This repository contains the full pipeline to train and evaluate the baseline models in the paper META-GUI: Towards Multi-modal Conversational Agents on Mobile GUI on the META-GUI dataset. The leaderboard can be found here. And the dataset can be found here.

Latest Experiment Result

method Action CR Turn CR Reply BLEU score
Random 5.71 3.99 0.71
MFM 8.91 0.00 9.29
FM 10.00 6.76 7.88
LayoutLMv2 64.48 36.88 58.20
LayoytLM 67.76 38.12 50.43
BERT 78.42 52.08 62.19
m-BASH 82.74 56.88 63.11

Requirements

The required python packages is listed in "requirements.txt". You can install them by

pip install -r requirements.txt

or

conda install --file requirements.txt

Dataset Description

Please first download the dataset from Amazon, and unzip the file in the main folder.

The train and development dataset are stored in /dataset/train and /dataset/dev respectively. And the data.json file under these two folders are the processed data, generated with /src/processors.py. You can modify /src/processors.py to generate data with the format you need.

The format of data.json is List[Dict]. The keys contains screenshot_history, action_history, dialog, items, action, response, target, category, input, scroll and turn.
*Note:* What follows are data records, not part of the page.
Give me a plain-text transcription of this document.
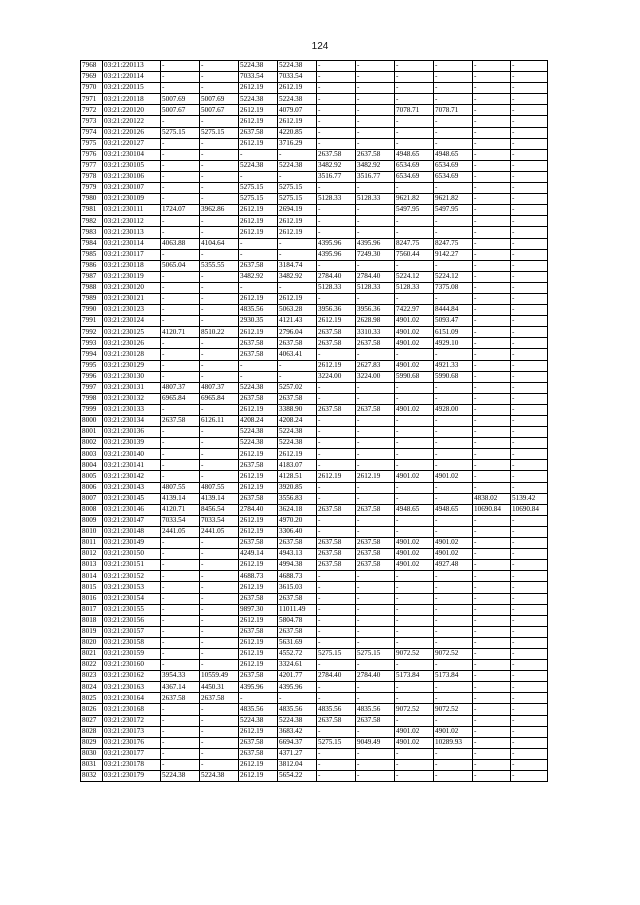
124
7968	03:21:220113	-	-	5224.38	5224.38	-	-	-	-	-	-
7969	03:21:220114	-	-	7033.54	7033.54	-	-	-	-	-	-
7970	03:21:220115	-	-	2612.19	2612.19	-	-	-	-	-	-
7971	03:21:220118	5007.69	5007.69	5224.38	5224.38	-	-	-	-	-	-
7972	03:21:220120	5007.67	5007.67	2612.19	4079.07	-	-	7078.71	7078.71	-	-
7973	03:21:220122	-	-	2612.19	2612.19	-	-	-	-	-	-
7974	03:21:220126	5275.15	5275.15	2637.58	4220.85	-	-	-	-	-	-
7975	03:21:220127	-	-	2612.19	3716.29	-	-	-	-	-	-
7976	03:21:230104	-	-	-	-	2637.58	2637.58	4948.65	4948.65	-	-
7977	03:21:230105	-	-	5224.38	5224.38	3482.92	3482.92	6534.69	6534.69	-	-
7978	03:21:230106	-	-	-	-	3516.77	3516.77	6534.69	6534.69	-	-
7979	03:21:230107	-	-	5275.15	5275.15	-	-	-	-	-	-
7980	03:21:230109	-	-	5275.15	5275.15	5128.33	5128.33	9621.82	9621.82	-	-
7981	03:21:230111	1724.07	3962.86	2612.19	2694.19	-	-	5497.95	5497.95	-	-
7982	03:21:230112	-	-	2612.19	2612.19	-	-	-	-	-	-
7983	03:21:230113	-	-	2612.19	2612.19	-	-	-	-	-	-
7984	03:21:230114	4063.88	4104.64	-	-	4395.96	4395.96	8247.75	8247.75	-	-
7985	03:21:230117	-	-	-	-	4395.96	7249.30	7560.44	9142.27	-	-
7986	03:21:230118	5065.04	5355.55	2637.58	3184.74	-	-	-	-	-	-
7987	03:21:230119	-	-	3482.92	3482.92	2784.40	2784.40	5224.12	5224.12	-	-
7988	03:21:230120	-	-	-	-	5128.33	5128.33	5128.33	7375.08	-	-
7989	03:21:230121	-	-	2612.19	2612.19	-	-	-	-	-	-
7990	03:21:230123	-	-	4835.56	5063.28	3956.36	3956.36	7422.97	8444.84	-	-
7991	03:21:230124	-	-	2930.35	4121.43	2612.19	2628.98	4901.02	5093.47	-	-
7992	03:21:230125	4120.71	8510.22	2612.19	2796.04	2637.58	3310.33	4901.02	6151.09	-	-
7993	03:21:230126	-	-	2637.58	2637.58	2637.58	2637.58	4901.02	4929.10	-	-
7994	03:21:230128	-	-	2637.58	4063.41	-	-	-	-	-	-
7995	03:21:230129	-	-	-	-	2612.19	2627.83	4901.02	4921.33	-	-
7996	03:21:230130	-	-	-	-	3224.00	3224.00	5990.68	5990.68	-	-
7997	03:21:230131	4807.37	4807.37	5224.38	5257.02	-	-	-	-	-	-
7998	03:21:230132	6965.84	6965.84	2637.58	2637.58	-	-	-	-	-	-
7999	03:21:230133	-	-	2612.19	3388.90	2637.58	2637.58	4901.02	4928.00	-	-
8000	03:21:230134	2637.58	6126.11	4208.24	4208.24	-	-	-	-	-	-
8001	03:21:230136	-	-	5224.38	5224.38	-	-	-	-	-	-
8002	03:21:230139	-	-	5224.38	5224.38	-	-	-	-	-	-
8003	03:21:230140	-	-	2612.19	2612.19	-	-	-	-	-	-
8004	03:21:230141	-	-	2637.58	4183.07	-	-	-	-	-	-
8005	03:21:230142	-	-	2612.19	4128.51	2612.19	2612.19	4901.02	4901.02	-	-
8006	03:21:230143	4807.55	4807.55	2612.19	3920.85	-	-	-	-	-	-
8007	03:21:230145	4139.14	4139.14	2637.58	3556.83	-	-	-	-	4838.02	5139.42
8008	03:21:230146	4120.71	8456.54	2784.40	3624.18	2637.58	2637.58	4948.65	4948.65	10690.84	10690.84
8009	03:21:230147	7033.54	7033.54	2612.19	4970.20	-	-	-	-	-	-
8010	03:21:230148	2441.05	2441.05	2612.19	3306.40	-	-	-	-	-	-
8011	03:21:230149	-	-	2637.58	2637.58	2637.58	2637.58	4901.02	4901.02	-	-
8012	03:21:230150	-	-	4249.14	4943.13	2637.58	2637.58	4901.02	4901.02	-	-
8013	03:21:230151	-	-	2612.19	4994.38	2637.58	2637.58	4901.02	4927.48	-	-
8014	03:21:230152	-	-	4688.73	4688.73	-	-	-	-	-	-
8015	03:21:230153	-	-	2612.19	3615.03	-	-	-	-	-	-
8016	03:21:230154	-	-	2637.58	2637.58	-	-	-	-	-	-
8017	03:21:230155	-	-	9897.30	11011.49	-	-	-	-	-	-
8018	03:21:230156	-	-	2612.19	5804.78	-	-	-	-	-	-
8019	03:21:230157	-	-	2637.58	2637.58	-	-	-	-	-	-
8020	03:21:230158	-	-	2612.19	5631.69	-	-	-	-	-	-
8021	03:21:230159	-	-	2612.19	4552.72	5275.15	5275.15	9072.52	9072.52	-	-
8022	03:21:230160	-	-	2612.19	3324.61	-	-	-	-	-	-
8023	03:21:230162	3954.33	10559.49	2637.58	4201.77	2784.40	2784.40	5173.84	5173.84	-	-
8024	03:21:230163	4367.14	4450.31	4395.96	4395.96	-	-	-	-	-	-
8025	03:21:230164	2637.58	2637.58	-	-	-	-	-	-	-	-
8026	03:21:230168	-	-	4835.56	4835.56	4835.56	4835.56	9072.52	9072.52	-	-
8027	03:21:230172	-	-	5224.38	5224.38	2637.58	2637.58	-	-	-	-
8028	03:21:230173	-	-	2612.19	3683.42	-	-	4901.02	4901.02	-	-
8029	03:21:230176	-	-	2637.58	6694.37	5275.15	9049.49	4901.02	10289.93	-	-
8030	03:21:230177	-	-	2637.58	4371.27	-	-	-	-	-	-
8031	03:21:230178	-	-	2612.19	3812.04	-	-	-	-	-	-
8032	03:21:230179	5224.38	5224.38	2612.19	5654.22	-	-	-	-	-	-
  • screenshot_history: List[str], the screenshot history of the current dialogue turn.
  • action history: List[Dict], the action history of the current dialogue turn. Each dict contains the corresponding screen image, the action performed on the screen action_info, the items extracted from the corresponding view hierarchy items and the target item to be clicked if the action type is click target.
  • dialog: List[str], the dialogue history.
  • items: List[Dict], the items extracted from corresponding view hierarchy. Each dict contains the text information text, the item type type and the bounding box border.
  • action: str, the action type.
  • response: Union[str, None], the response text.
  • target: Union[int, None], the id of the target item from items if the action type is click.
  • category: str, the domain of current data point.
  • input: Union[str, None], the parameter for input action.
  • scroll: Union[int, None], the parameter for swipe action.
  • turn: str, the turn id.

The folders with prefix dialog are the raw data, whose format are as follows:

dialog_{id}
  - dialog_id.txt
  - dialog.json
  - category.txt
  - meta.json
  - turn_0
    - actions.json
    - 0.png
    - 0.xml
    - 1.png
    - 1.xml
    - ...
  - turn_1
  - ...
  • dialog_id.txt contains the id for this dialogue data.

  • dialog.json contains the dialogue data, and the format is List[Dict]. The keys contain isUser, program and text. isUser means whether the speaker is user or not, program is the Chinese translation of text which is used for annotation for the convenient of annotators and may be missing, and text is what the speaker says.

  • category.txt identifies the domain for this dialogue data.

  • meta.json contains the related apps of each dialogue turn.

  • actions.json contains the step-by-step actions performed on the screen.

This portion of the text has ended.